Le ricadute che riflessioni di questo tipo hanno sulla didattica, soprattutto quando chi insegna si deve cimentare sugli sconfinamenti della pluri-, dell’inter- e della transdiciplinarità, sono infinite. Se poi consideriamo che chi apprende ha sempre un atteggiamento pluridisciplinare e mal digerisce le partizioni che del sapere hanno operato coloro che fino a qualche anno fa costruivano programmi ministeriali ripartiti per discipline – o, peggio, per materie – ne consegue che nel biennio obbligatorio dobbiamo tutti assolutamente rimboccarci le maniche per ripensare le linee che ci sono indicate dal Miur e che dobbiamo assolutamente progettare per curricoli: in forza dell’autonomia! E’ una sfida di non poco conto. Ed è una sfida che deve coinvolgere ineluttabilmente anche la scuola media!

Insomma, la matematizzazione e i processi linguistici o, se si vuole, contare e parlare sono processi continui, anche se, in apparenza, sembrerebbero agli antipodi. Se pensiamo al verbo raccontare, costatiamo all’instante che in effetti il verbo contare ne costituisce un fattore fondante. Quindi occorre avviare una sorta di esplorazione – se si può dir così – su due discipline che in genere sono erroneamente considerate agli antipodi. Ovvero, la matematica e l’italiano o, se si vuole, l’insegnamento/apprendimento matematico e l’insegnamento/apprendimento linguistico.

Matematizzazione e processi linguistici

Con il termine matematizzazione si intende una funzione della nostra attività mentale che governa, disciplina ed ordina una serie di aspetti dei nostri pensieri – e, conseguentemente, della nostra stessa vita – a partire da quelli della più semplice quotidianità fino a quelli della ricerca scientifica più avanzata.

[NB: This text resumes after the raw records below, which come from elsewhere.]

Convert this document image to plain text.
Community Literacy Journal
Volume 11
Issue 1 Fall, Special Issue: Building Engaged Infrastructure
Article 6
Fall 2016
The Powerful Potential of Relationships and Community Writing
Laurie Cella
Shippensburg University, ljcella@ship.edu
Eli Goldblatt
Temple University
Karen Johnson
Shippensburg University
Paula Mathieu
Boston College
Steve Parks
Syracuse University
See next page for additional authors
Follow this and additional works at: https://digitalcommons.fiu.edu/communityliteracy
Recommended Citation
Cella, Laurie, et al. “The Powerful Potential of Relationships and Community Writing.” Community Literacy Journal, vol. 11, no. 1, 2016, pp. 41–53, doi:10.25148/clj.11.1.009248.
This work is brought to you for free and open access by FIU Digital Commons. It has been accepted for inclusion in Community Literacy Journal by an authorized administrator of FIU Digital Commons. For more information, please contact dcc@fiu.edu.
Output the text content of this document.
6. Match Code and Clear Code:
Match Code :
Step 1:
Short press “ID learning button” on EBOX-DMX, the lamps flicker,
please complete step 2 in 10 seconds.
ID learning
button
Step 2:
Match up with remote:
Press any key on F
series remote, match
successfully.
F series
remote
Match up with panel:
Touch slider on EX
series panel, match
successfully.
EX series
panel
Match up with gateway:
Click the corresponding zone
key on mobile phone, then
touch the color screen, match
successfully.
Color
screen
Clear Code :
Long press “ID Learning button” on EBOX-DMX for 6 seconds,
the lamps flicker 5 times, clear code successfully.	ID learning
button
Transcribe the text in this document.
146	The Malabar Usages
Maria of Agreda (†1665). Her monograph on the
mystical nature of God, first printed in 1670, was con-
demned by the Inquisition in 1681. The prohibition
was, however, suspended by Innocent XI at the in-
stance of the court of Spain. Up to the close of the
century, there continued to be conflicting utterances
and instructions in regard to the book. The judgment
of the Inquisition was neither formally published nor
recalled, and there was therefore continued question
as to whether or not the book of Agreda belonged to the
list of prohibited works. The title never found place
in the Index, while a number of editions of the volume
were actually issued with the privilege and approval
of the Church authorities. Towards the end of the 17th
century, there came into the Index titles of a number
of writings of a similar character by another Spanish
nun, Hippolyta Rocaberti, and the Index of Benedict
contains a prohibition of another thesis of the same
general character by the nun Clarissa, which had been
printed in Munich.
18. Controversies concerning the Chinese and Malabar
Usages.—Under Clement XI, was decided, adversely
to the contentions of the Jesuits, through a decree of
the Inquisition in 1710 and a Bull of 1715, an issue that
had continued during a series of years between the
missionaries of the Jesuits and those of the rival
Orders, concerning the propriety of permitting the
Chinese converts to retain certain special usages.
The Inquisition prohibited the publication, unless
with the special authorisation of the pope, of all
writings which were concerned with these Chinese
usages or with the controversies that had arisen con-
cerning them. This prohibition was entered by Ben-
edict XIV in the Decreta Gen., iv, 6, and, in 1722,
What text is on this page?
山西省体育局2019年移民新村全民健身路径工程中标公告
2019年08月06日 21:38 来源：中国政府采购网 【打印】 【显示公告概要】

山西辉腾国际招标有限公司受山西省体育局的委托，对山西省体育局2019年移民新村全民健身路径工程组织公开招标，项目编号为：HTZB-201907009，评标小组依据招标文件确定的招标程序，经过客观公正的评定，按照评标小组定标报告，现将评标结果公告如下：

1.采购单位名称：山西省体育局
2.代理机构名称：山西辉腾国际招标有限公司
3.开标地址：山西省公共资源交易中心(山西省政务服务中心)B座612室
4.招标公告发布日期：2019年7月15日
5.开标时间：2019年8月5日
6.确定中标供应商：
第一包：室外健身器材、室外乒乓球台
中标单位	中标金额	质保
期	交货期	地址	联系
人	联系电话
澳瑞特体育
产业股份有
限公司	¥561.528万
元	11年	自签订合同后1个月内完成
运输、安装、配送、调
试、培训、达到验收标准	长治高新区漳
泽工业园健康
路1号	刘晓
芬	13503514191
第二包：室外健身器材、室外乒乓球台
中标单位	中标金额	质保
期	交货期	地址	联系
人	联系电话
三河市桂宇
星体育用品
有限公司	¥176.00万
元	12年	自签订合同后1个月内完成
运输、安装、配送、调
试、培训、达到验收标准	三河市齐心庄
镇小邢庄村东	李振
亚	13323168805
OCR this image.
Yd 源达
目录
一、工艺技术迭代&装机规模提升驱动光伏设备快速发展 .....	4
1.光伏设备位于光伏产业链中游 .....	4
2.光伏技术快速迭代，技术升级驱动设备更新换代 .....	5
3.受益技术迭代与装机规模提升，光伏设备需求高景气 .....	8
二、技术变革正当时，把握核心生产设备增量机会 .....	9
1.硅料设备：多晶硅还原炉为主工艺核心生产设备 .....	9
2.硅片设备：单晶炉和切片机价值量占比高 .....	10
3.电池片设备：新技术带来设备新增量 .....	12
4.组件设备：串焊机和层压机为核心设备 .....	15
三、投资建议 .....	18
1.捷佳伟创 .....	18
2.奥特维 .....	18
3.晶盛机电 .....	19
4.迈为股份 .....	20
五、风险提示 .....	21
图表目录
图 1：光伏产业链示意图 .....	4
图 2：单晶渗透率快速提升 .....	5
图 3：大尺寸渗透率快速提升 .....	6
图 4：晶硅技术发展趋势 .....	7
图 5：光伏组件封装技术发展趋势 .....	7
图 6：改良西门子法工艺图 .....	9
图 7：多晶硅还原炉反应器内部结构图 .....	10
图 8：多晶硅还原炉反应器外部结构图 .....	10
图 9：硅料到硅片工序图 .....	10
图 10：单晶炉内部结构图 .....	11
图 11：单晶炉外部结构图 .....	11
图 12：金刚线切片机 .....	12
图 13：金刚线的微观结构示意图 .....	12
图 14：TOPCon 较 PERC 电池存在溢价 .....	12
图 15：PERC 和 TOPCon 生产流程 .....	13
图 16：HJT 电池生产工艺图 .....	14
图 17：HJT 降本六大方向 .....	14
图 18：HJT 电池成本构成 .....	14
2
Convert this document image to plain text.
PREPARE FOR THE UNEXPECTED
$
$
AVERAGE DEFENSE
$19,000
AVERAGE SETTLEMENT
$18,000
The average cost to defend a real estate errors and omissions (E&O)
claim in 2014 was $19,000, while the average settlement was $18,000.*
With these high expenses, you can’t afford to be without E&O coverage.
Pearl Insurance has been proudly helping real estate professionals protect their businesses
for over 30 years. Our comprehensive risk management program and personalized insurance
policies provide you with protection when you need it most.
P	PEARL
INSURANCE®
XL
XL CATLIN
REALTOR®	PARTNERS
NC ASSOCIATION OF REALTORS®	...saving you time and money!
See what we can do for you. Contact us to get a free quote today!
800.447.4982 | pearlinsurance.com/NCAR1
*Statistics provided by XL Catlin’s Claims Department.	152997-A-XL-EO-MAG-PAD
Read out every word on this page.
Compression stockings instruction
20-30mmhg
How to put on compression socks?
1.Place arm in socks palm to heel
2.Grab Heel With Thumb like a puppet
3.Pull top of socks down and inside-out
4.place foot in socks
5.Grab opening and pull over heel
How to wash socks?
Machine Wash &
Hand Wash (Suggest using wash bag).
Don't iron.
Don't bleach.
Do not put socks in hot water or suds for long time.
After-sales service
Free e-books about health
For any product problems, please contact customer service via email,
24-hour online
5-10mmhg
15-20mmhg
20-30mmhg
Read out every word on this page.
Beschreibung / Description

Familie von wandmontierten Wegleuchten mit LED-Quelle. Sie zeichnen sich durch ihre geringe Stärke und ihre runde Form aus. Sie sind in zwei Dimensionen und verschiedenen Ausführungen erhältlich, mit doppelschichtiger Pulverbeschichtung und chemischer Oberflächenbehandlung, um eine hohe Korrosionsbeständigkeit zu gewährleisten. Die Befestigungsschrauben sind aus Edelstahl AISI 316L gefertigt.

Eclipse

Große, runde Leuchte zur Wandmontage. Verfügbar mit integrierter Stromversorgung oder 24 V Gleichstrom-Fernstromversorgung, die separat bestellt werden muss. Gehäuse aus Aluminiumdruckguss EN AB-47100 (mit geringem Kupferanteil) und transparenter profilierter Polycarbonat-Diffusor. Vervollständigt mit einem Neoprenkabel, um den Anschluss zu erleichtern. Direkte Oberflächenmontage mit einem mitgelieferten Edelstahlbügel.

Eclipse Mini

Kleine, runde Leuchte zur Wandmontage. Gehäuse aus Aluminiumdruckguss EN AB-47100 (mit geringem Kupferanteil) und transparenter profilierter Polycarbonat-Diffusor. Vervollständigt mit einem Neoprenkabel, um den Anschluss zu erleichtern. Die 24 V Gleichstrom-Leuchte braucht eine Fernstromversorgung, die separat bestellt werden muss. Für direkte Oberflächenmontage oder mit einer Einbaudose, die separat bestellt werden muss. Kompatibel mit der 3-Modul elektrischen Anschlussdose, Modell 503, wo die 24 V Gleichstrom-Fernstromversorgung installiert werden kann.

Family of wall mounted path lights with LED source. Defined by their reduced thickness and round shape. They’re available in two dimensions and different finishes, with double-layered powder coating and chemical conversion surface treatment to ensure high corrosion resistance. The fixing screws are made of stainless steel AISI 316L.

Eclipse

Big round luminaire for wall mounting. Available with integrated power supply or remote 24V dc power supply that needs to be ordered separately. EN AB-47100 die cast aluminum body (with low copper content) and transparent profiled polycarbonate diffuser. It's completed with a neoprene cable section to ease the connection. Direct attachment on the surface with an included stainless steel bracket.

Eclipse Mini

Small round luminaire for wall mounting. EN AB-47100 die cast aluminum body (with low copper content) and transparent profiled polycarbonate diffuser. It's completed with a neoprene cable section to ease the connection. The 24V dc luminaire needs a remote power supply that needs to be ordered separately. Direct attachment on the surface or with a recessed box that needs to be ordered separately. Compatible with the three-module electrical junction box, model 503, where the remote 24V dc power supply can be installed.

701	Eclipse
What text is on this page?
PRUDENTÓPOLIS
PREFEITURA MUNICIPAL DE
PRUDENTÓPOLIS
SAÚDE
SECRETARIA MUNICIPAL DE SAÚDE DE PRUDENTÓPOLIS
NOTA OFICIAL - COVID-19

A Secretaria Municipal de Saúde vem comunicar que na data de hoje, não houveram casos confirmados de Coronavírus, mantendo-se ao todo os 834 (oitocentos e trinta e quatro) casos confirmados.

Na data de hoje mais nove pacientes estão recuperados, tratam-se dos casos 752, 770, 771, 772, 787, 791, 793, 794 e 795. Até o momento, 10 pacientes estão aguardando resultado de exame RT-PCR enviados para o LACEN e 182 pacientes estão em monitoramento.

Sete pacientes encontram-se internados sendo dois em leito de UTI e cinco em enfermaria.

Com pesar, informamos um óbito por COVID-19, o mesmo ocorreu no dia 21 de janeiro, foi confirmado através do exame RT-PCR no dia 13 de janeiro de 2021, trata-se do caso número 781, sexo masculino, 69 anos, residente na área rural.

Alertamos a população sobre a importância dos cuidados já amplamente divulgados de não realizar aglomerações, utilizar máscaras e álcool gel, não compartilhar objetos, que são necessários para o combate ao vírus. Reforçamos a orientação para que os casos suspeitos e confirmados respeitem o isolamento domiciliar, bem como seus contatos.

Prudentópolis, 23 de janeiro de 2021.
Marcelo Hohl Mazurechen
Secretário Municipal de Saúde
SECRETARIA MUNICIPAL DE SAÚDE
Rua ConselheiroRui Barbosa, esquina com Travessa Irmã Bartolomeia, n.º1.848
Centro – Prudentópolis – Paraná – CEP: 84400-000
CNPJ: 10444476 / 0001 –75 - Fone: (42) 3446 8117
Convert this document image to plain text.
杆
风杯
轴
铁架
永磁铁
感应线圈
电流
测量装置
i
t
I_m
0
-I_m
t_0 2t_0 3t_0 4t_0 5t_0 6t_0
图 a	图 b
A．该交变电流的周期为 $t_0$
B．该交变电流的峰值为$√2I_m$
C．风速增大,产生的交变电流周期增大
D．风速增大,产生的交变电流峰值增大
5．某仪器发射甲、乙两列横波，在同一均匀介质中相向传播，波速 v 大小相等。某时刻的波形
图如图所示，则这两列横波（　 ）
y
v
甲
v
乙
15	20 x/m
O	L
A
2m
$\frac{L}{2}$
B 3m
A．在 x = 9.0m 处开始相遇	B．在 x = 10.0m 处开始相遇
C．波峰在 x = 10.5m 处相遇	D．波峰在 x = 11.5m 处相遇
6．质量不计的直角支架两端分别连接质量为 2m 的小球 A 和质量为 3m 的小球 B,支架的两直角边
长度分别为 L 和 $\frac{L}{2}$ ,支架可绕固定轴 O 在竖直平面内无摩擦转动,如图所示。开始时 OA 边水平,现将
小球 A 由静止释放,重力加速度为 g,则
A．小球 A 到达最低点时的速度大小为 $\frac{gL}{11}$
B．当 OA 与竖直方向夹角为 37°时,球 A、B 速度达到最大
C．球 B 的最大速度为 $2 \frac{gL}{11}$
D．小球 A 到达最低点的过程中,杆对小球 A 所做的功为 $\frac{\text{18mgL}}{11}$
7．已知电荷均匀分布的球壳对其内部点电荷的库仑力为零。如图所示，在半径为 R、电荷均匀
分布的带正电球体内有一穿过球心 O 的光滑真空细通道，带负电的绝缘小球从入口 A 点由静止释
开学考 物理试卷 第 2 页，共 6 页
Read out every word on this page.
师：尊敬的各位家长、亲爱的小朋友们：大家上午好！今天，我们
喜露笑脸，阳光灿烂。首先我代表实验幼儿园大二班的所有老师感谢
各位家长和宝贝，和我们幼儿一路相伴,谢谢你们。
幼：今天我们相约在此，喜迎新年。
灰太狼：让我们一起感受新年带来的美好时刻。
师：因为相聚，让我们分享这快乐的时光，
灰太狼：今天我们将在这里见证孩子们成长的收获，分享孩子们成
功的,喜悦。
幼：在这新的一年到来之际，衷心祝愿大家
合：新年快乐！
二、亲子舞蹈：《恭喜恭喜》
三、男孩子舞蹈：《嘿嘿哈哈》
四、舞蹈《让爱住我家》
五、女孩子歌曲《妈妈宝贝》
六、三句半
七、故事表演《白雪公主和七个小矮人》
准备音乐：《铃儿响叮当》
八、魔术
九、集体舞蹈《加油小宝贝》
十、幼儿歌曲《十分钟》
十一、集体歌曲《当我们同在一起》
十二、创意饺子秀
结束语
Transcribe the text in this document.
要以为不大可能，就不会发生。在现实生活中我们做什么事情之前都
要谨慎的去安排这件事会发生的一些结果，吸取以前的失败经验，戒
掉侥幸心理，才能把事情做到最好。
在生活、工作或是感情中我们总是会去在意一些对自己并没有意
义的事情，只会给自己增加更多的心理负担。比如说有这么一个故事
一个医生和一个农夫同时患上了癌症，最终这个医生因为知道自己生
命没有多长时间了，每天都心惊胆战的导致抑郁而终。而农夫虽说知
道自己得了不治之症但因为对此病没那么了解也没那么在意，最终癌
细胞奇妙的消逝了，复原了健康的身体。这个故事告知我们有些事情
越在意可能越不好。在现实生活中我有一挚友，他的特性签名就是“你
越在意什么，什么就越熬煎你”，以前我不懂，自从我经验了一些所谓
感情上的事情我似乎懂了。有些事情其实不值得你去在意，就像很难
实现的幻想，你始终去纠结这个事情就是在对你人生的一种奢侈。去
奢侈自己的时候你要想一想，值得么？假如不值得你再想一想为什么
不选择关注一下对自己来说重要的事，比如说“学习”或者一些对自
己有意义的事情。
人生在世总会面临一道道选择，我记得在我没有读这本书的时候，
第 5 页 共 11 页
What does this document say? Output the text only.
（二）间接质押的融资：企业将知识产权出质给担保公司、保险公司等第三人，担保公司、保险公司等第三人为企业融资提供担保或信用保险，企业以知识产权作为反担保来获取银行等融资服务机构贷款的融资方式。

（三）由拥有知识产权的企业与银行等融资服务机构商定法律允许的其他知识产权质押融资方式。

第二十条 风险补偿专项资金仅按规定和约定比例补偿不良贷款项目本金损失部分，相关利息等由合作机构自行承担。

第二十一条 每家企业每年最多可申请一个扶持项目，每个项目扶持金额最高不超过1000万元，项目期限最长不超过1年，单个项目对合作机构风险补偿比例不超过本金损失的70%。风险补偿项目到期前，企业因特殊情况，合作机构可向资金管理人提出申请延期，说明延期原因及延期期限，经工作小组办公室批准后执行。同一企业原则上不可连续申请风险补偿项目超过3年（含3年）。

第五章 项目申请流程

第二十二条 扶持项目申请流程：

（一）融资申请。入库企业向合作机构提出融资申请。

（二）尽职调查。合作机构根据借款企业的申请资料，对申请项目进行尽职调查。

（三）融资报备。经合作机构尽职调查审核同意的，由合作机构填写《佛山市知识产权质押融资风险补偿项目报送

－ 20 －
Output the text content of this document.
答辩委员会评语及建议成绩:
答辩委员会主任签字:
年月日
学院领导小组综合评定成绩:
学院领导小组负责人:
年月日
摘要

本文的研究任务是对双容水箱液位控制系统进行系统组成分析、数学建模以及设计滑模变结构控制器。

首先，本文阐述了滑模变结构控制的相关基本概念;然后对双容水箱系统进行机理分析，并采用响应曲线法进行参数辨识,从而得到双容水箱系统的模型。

Così matematizziamo quando, al risveglio del mattino, ci alziamo, ci laviamo, ci vestiamo, facciamo colazione e coordiniamo tutti i nostri tempi per non giungere tardi al lavoro, o quando acquistiamo il giornale o saliamo sull’autobus. Apparentemente si tratta di azioni più che banali, ma di fatto l’aprire e chiudere un rubinetto, prepararsi il caffè, scegliere l’abito dall’armadio ed indossarlo, contare i soldi per il giornale, leggere i numeri sui display degli autobus in arrivo alla fermata, sono atti che richiedono operazioni mentali non indifferenti. Si tratta di riattivare nella nostra memoria una serie di contatti, di prese d’atto, di riconoscimenti, di discriminazioni e di scelte. Quindi dobbiamo distinguere e associare, ordinare e numerare, classificare e seriare, indurre e dedurre, e infine decidere e fare.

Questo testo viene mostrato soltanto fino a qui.